Wednesday, 25 July 2012

What to Expect at the iPhone 5 Launch on Oct 4 - Technology - Communication


There is no rumor, no guesswork, Apple has started sending invites for an iPhone event at Apple's Cupertino campus on Oct. 4.

Okay, I am getting ahead of myself a bit. The invite does not explicitly mention an iPhone 5. It just promises we'll talk about the iPhone.

This will be Apple's first iPhone event since June 2010, when it released the iPhone 4. iPhone 5 demand is expected to be strong, thanks to the lack of a phone release this summer and the addition of the iPhone on the Verizon network. Sprint is also expected to get the iPhone.

Rumormill has it that the tech giant is also likely to unveil a second, cheaper iPhone model based off the current iPhone 4. The event will be the first with Tim Cook as CEO.

The new iPhone has been rumored to have an 8 MP camera, 1 GB of RAM, an aluminum back, a larger screen and a slew of other upgrades. Apple is also expected to unveil a new Assistant feature for iOS 5 and will bring some special guests on stage.

A Major Redesign

Shortly after Apple unveiled iOS 5, the cloud-friendly operating system that will soon reside inside current and future iPhones, there was speculation that the iPhone 5 would look almost exactly like the iPhone 4. The innards would be different, but most people could simply swath iPhone 5's in the same cases as their previously adored iPhone 4s.

But soon enough, some eagle-eyed folks spotted new iPhone cases that would in no way house current iPhones or the doppelganger iPhone 5. Answer? The iPhone 5 will be radical design departure. Some believe it will be thinner, or perhaps tapered. Others insist it will be wider.

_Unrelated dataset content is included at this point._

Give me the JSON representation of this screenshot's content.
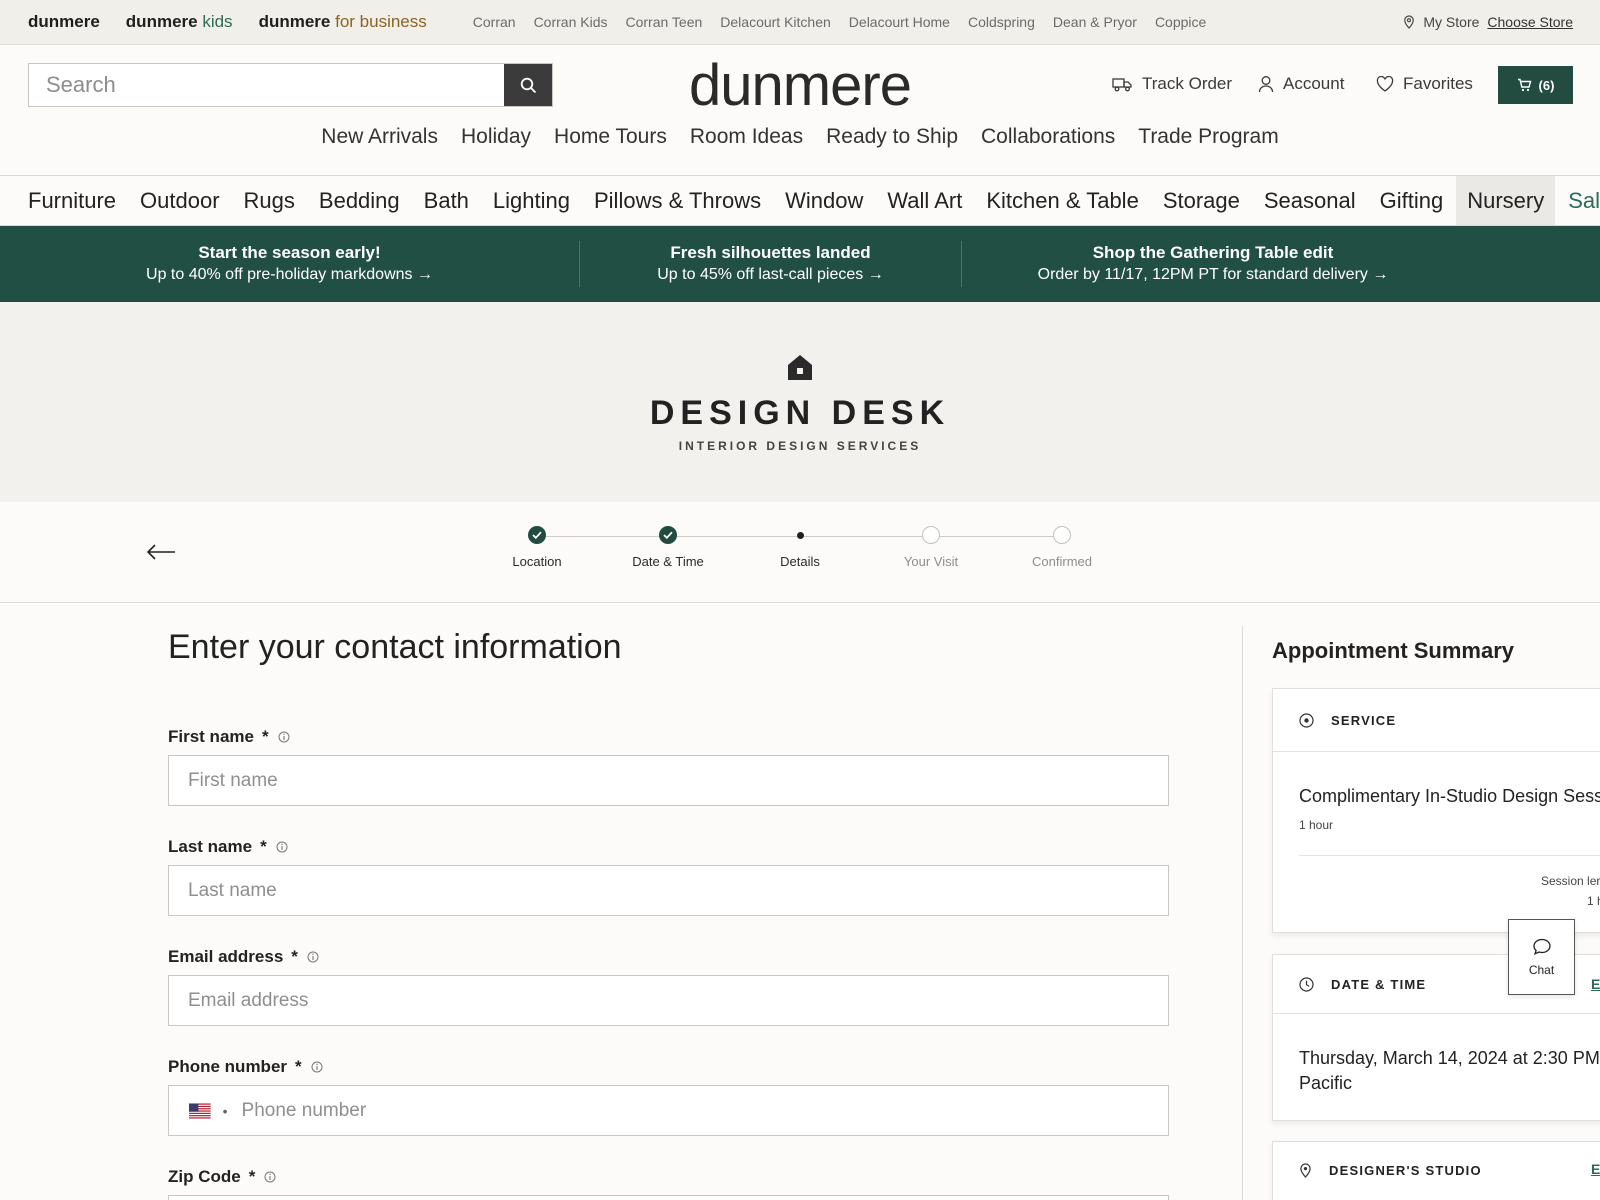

Personally, I love the current design. I know, antenna attenuation nearly ruined the initial iPhone 4 launch, but my Verizon model moved the antenna bar breaks around and I rarely, if ever, lose signal. Plus, I don't want a wider phone (read "bigger") phone.

A Faster Phone

Duh! Even if we didn't know about the A5 chip, Apple's custom dual-core CPU, why would Apple do a major product launch without raising the performance bar? We rely on our smartphones to do more every day; they simply have to get more powerful -- as any good computer should, under Moore's Law. Apple will also likely increase the amount and quality of RAM--which always has a big impact on performance. These changes will be necessary if Apple does some of the other things we've been speculating about.